The Bureau of Labor Statistics (BLS) reported last week that 20.5 million jobs were cut in April and that the unemployment rate reached 14.7 percent, the highest since the Great Depression. In that era, unemployment reached nearly 25 percent in 1933.
Of the amount lost in April, 5.5 million were lost in the restaurant industry. In March, 500,000 jobs were lost. According to the BLS, 6.4 million workers were on payroll in the food and drink industry in April, which the National Restaurant Association said was the lowest employment level since May 1989.
According to a survey by the Association in April, 88 percent of restaurant operators said they laid off or furloughed employees since the pandemic began in March and 41 percent said they laid off or furloughed 100 percent of their staff.

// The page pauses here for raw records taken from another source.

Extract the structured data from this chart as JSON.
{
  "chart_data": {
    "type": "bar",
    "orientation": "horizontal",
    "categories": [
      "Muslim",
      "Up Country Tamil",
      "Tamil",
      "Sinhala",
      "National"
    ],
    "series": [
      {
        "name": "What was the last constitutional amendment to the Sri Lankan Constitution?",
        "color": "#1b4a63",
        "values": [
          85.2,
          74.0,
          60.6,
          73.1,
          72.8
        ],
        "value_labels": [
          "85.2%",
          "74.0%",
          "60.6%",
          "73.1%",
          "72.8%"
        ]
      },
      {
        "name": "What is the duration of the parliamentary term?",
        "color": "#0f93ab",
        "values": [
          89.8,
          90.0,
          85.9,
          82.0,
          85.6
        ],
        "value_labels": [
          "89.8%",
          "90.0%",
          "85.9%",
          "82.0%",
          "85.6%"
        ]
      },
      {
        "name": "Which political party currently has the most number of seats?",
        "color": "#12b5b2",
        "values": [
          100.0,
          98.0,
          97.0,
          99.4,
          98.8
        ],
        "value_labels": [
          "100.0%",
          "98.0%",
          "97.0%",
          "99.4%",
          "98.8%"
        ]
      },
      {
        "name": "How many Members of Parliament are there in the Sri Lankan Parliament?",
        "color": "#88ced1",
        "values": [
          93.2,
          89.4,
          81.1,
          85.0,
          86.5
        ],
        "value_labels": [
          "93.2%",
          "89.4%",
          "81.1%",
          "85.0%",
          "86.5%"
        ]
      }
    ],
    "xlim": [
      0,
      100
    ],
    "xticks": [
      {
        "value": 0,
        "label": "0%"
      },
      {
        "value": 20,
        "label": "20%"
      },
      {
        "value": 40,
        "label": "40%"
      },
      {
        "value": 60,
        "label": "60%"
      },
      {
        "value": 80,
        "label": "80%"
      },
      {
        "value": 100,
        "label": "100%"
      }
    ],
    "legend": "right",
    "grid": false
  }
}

According to the Department of Labor, the largest increases in initial claims for the week ending May 2 were in Oklahoma (41,385), Maryland (25,318), New Jersey (16,360), Maine (8,452), and Puerto Rico (4,600).
Jobs are expected to return as more states reopen their economies. More than half of states have either already reopened dining rooms or plan to do so in the coming weeks. Olive Garden parent Darden Restaurants, Chili’s parent Brinker International, and BJ’s Restaurants, are among the full-serve chains that have begun the process of reopening under limited capacity.
The CARES Act boosted weekly unemployment payments by $600 on top of state benefits. The enhancements end in July, but there is expectation that it will be extended. A bill introduced by Democratic leadership in Congress on Tuesday would extend the higher benefits through the end of January.